Aside from these major frameworks, there are also other variations in the design features of the CBDC, such as: availability (i.e. whether access to CBDC is allowed 24/7 or limited to central bank operating hours), degree of anonymity of the user, transfer mechanisms (i.e. whether transactions will be operated within a centralized structure whereby the central bank shall act directly as an intermediary or a decentralized structure where transfer is conducted on a peer-to-peer basis), caps on the holdings of CBDC, substitutability (i.e. whether the CBDC is intended to substitute or complement cash and allows for at-par convertibility) , and interest accrual (i.e. whether CBDC is interest bearing or not).


Current Status


Central banks in various jurisdictions are already conducting their research on the feasibility and benefits of issuing their own CBDC. A recent study shows that seventy percent of the central banks surveyed are engaged in the CBDC study and exploration. Some studies have progressed from conceptual work into actual experimentation and implementation.

The Republic of the Marshal Islands is one of the first countries which passed legislation for the issuance and adoption of its own CBDC. In 2018, it passed a law declaring the Sovereign, a digital decentralized currency based on blockchain technology, as legal tender which shall be used for payment of all debts, public charges, and taxes. China has also recently launched its digital yuan to the public, as part of its pilot program.


While projects studying the feasibility of CBDC abound, a survey conducted found that only a few central banks have firm intentions to issue their own CBDC because of the challenges of launching a CBDC.


Policy Considerations: Risks and Challenges


The issuance of CBDC presents several risks and challenges. One major concern is its impact on the functions of a central bank. Maintaining a CBDC imposes additional responsibilities on central banks, such as data privacy and consumer protection, which are not traditionally within the mandate of the central monetary authority.


The introduction of CBDC may also impact financial and economic stability. CBDC allows banks to make available to the public a risk-free account that “could be used as a means of payment, unit of account, and a store of value.” It may cause “bank runs” to CBDC since accounts opened directly with central banks represent a risk-free option, making credit available readily and with less friction than withdrawing cash from deposits held with private banks, specifically, in times of financial stress.
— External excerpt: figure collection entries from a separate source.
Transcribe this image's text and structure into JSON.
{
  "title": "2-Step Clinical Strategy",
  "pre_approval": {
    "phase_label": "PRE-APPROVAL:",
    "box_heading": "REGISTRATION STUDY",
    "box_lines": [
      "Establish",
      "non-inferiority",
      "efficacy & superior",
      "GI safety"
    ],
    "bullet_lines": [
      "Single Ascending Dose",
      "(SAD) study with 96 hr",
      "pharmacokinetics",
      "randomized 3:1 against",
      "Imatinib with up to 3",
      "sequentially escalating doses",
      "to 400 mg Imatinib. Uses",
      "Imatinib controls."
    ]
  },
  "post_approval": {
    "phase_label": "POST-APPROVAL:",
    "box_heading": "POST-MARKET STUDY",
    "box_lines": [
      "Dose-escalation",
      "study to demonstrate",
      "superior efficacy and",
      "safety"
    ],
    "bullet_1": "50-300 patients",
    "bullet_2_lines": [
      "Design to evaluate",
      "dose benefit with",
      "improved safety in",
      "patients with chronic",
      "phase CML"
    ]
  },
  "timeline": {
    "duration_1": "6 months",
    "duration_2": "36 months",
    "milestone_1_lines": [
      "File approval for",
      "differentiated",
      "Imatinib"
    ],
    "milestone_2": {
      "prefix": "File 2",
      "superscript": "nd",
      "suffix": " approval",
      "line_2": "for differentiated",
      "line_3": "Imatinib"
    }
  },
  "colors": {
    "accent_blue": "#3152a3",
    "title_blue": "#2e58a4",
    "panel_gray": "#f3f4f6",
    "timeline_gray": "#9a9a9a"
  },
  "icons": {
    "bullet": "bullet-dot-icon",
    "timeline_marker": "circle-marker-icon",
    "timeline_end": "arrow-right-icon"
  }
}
The shift from deposits with the commercial banks to risk-free accounts directly with the central bank could potentially disintermediate the commercial banking sector. The expanded access to central bank accounts may lead to a decrease in the use of financial intermediaries engaged in the provision of payment services.


It also raises data privacy concerns. Unlike cash, CBDC is programmable to record data of users and transactions in such a way to erode privacy and anonymity of users and grant additional surveillance power to the government.


Finally, it poses operational risks, such as cyber security threats, and presents significant operational costs. Broadening the list of persons with direct access to central bank money would require a massive amount of customer facing infrastructure that central banks may not have the capacity to provide.

In view of the inherent risks, the adoption of a new form of money should be a cautious and gradual process. The issuance of the CBDC is not a one-size-fits-all approach. While CBDC presents compelling benefits, it is not without significant costs and challenges that may outweigh the perceived benefits.


Ma. Carla Mapalo serves as a Graduate Editor of the NYU Journal of Law & Business. She is a Corporations LLM candidate at NYU where she focuses on mergers and acquisitions, finance, and securities law. Prior to attending NYU, she worked as a senior associate of the corporate and commercial department of a top tier law firm in the Philippines.